Lute Olson put together more than a few outstanding recruiting classes: 2001 (Salim Stoudamire, Channing Frye, Will Bynum); 1999 (Jason Gardner, Gilbert Arenas); 1998 (Richard Jefferson, Michael Wright, Luke Walton, Rick Anderson, Ruben Douglas).

The 1996 recruiting class was historic as-is, marking the arrival of Mike Bibby. His No. 10 hangs from the rafters of McKale Center, a constant reminder of the magical national championship run he led the Wildcats on his freshman season.

Bibby was one of two McDonald's All-Americans committed to Olson for 1996. The other was basketball powerhouse Oak Hill Academy product Stephen Jackson.

Jackson's potential is one of the great what-ifs in Wildcat basketball history. Bibby's inking with UA was much celebrated -- he was an in-state star and son of a former NBA champion. But Jackson's play in the McD's game begged the question who the real crown jewel of the class would be.

Academic ineligibility ended Jackson's UA career before it began. The stellar class Olson had landed was still stellar between Bibby and JUCO transfer Bennett Davison. With Jackson in the fold, though?

Rick Majerus probably could not have triangle-and-two'd the Wildcats into submission in the 1998 West Regional.

After all, Jackson's proven himself to be a valuable commodity amid a championship run. A San Antonio Spurs team lacking star power beyond MVP Tim Duncan in 2003 won the Larry O'Brien Trophy with Jackson as arguably its second best player. Tony Parker was a baby by professional standards, Manu Ginobili was coming into his own his first NBA season, and all-time great David Robinson was on his last legs.

The 2003 championship was a watershed moment for one of the NBA's model franchises. San Antonio won the '99 Finals, but skeptics were quick to cite a lockout-shortened 50-game season as the proverbial asterisk. Los Angeles blasted the Spurs in the 2001 Playoffs, validating some of those criticisms that their championship was a fluke.

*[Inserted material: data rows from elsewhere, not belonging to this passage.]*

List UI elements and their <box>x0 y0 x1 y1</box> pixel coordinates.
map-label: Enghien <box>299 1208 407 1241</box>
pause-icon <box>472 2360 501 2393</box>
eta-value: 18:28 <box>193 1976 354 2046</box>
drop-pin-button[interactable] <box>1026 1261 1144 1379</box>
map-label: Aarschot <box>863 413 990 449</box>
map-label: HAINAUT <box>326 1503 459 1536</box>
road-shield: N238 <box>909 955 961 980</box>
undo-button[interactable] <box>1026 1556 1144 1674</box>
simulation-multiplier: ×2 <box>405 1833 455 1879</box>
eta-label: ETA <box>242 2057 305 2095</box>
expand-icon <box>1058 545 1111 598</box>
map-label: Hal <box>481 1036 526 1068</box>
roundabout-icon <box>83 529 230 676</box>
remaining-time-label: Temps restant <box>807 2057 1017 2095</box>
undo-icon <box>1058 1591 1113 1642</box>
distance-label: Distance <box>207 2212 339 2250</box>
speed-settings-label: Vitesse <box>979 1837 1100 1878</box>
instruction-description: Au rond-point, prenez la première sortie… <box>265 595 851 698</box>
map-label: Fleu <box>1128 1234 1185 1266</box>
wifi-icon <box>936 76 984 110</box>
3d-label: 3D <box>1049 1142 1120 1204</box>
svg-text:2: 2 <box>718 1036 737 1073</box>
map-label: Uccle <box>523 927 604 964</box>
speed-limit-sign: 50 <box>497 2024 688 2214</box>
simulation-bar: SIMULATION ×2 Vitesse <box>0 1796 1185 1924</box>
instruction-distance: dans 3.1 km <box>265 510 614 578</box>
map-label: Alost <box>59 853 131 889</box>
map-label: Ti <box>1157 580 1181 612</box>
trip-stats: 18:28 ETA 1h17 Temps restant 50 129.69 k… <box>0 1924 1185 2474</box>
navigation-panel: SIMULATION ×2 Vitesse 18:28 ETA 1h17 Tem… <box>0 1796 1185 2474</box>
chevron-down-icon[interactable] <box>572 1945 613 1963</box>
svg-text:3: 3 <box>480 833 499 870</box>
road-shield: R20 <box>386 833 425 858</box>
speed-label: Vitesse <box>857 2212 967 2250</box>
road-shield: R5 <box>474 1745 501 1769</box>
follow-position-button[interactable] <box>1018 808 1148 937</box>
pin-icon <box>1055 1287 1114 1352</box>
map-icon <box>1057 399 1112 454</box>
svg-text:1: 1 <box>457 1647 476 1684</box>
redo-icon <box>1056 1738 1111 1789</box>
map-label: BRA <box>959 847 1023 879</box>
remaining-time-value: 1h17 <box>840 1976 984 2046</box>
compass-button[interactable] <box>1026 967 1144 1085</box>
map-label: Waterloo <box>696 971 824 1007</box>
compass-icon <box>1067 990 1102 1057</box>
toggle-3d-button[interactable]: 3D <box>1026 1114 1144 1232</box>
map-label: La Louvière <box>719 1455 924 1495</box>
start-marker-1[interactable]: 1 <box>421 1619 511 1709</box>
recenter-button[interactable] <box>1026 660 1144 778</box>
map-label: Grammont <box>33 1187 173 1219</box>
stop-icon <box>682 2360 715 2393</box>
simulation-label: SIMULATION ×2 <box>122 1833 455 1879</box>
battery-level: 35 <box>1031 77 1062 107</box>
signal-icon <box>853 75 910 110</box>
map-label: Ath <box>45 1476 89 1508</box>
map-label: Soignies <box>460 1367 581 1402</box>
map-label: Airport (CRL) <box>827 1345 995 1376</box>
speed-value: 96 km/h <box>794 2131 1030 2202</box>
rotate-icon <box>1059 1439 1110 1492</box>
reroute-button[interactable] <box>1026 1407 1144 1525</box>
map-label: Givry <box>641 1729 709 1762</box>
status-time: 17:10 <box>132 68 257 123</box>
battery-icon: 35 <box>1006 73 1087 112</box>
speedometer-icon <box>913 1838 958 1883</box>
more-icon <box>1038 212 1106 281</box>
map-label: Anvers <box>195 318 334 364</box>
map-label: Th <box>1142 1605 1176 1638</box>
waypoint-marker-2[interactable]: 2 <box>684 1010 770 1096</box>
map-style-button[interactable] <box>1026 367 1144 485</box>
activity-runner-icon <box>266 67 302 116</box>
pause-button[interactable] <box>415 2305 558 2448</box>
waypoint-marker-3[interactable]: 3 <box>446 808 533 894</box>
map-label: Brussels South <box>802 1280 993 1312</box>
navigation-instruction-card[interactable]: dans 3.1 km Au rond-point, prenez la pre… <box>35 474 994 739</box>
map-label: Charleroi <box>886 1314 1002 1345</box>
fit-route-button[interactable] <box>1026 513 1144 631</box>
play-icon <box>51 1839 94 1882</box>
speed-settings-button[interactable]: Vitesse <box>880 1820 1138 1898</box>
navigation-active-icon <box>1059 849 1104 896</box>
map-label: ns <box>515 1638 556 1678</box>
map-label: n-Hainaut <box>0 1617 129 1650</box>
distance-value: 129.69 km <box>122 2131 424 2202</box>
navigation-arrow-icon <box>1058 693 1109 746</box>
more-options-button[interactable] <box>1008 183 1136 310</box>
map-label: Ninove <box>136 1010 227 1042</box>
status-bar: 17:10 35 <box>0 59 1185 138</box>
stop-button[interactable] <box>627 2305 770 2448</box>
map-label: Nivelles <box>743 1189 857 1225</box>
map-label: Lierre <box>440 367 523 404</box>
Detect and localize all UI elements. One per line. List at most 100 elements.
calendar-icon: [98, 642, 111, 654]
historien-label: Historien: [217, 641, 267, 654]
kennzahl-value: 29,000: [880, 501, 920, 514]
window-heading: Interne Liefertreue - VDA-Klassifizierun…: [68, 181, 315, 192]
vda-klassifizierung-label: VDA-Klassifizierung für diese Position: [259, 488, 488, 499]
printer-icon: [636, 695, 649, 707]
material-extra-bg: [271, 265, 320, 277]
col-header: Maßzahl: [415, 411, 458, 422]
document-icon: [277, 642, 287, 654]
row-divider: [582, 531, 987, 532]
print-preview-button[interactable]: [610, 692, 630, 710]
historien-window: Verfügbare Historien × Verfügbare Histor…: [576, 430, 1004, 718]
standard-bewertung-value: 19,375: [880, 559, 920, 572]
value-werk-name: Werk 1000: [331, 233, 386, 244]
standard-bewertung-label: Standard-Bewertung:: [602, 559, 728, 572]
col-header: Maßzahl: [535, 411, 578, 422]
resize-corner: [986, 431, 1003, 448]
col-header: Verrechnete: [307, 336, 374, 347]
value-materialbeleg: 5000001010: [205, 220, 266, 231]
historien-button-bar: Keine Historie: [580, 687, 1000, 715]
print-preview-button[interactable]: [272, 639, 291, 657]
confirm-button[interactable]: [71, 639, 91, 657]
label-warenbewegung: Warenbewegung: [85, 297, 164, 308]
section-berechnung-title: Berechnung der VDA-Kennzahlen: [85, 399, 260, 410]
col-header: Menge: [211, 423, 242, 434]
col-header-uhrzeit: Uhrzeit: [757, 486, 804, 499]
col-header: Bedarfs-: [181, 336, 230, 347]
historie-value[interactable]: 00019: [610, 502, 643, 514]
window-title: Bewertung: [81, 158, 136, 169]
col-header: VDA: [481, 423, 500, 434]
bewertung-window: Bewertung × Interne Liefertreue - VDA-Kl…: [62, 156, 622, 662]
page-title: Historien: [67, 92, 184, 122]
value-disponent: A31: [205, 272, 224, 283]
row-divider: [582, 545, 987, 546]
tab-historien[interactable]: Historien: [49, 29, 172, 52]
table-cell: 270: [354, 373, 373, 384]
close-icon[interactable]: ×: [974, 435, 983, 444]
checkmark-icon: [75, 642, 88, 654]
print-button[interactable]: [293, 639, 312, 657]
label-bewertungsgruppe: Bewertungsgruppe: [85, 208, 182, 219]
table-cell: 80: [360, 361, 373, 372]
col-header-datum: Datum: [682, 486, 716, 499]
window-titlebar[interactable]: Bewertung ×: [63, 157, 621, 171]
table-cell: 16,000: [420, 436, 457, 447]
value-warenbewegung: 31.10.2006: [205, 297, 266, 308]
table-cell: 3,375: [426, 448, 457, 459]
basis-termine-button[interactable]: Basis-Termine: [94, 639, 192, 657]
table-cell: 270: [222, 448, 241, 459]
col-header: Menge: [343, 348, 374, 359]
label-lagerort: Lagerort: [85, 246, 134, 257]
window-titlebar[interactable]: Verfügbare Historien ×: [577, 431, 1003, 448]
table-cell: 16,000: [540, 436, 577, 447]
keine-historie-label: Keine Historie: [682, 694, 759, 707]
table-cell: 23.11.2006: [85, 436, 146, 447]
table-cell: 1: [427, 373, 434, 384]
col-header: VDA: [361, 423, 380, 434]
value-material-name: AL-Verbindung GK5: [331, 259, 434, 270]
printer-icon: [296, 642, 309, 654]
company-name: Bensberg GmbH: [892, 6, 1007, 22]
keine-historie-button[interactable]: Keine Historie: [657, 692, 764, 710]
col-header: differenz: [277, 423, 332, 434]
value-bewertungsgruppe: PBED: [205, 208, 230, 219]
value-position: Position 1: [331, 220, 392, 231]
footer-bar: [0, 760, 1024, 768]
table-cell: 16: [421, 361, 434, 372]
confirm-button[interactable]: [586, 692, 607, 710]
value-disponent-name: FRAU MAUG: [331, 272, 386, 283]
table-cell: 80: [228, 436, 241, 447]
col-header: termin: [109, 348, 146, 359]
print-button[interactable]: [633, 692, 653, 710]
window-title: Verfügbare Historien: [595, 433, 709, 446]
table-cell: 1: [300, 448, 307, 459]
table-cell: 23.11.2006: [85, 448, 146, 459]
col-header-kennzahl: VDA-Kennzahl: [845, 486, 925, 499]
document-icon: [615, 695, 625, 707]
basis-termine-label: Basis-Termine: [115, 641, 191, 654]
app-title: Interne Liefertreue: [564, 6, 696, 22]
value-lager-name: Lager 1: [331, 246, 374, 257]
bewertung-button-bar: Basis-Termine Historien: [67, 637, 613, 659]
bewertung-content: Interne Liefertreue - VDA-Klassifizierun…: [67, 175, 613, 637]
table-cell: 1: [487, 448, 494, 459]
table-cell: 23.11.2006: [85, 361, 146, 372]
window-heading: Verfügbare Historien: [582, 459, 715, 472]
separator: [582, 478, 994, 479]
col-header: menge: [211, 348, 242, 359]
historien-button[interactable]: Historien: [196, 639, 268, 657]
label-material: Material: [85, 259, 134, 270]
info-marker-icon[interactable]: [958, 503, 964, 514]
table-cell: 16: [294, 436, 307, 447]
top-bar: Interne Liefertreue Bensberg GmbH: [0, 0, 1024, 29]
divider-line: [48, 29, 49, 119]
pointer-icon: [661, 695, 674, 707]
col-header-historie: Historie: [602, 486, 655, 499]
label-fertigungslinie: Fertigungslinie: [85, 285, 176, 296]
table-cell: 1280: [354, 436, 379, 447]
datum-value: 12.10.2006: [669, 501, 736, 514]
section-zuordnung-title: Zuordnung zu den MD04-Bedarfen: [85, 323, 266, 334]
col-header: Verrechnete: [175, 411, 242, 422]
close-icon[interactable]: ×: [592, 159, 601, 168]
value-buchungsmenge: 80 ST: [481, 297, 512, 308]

Jackson didn't put up earth-shattering figures as a Spur, but he did fill a necessary role.

Arizona's fingerprints -- or 'Cat tracks, as it were -- are all over that '03 title run. In addition to Jackson's contribution, Steve Kerr had a fitting curtain call on his self-described Forrest Gump-like career (seek out Kerr's UA jersey retirement speech if you don't get the reference).

He buried all four of his 3-point attempts and dished three assists in San Antonio's Western Conference Finals-sealing Game 6 defeat of Dallas. Kerr was a worthy supporting star that night to Jackson. Game 6 was a standout moment in his strong playoff run, as Jackson had a team high 24 points and did just about everything else well.

His complementing of Duncan was reminiscent of the role another former Wildcat, Sean Elliott, fulfilled alongside Robinson. Add that night of Kerr sinking the long ball, and it was a bit like UA's 1988 Final Four season.

Jackson turned 34 last month, twilight time in NBA years. He's back in San Antonio, a city famous for the Alamo though the Spurs suggest it also hosts the Fountain of Youth. Jackson is again key to the Spurs' championship aspirations, coincidentally traded for the player who would have been his small forward understudy at UA, Richard Jefferson.

It's quite a road Jackson has traveled to this point. He didn't even play his first NBA game until 2000, bouncing around the CBA and overseas before getting his opportunity. One cannot accurately say how differently his pro career might have gone had he been able to play alongside Bibby, Miles Simon, A.J. Bramlett and Michael Dickerson.

Maybe he wouldn't be working toward his second O'Brien Trophy. Then again, maybe UA would have a second national championship trophy in its case.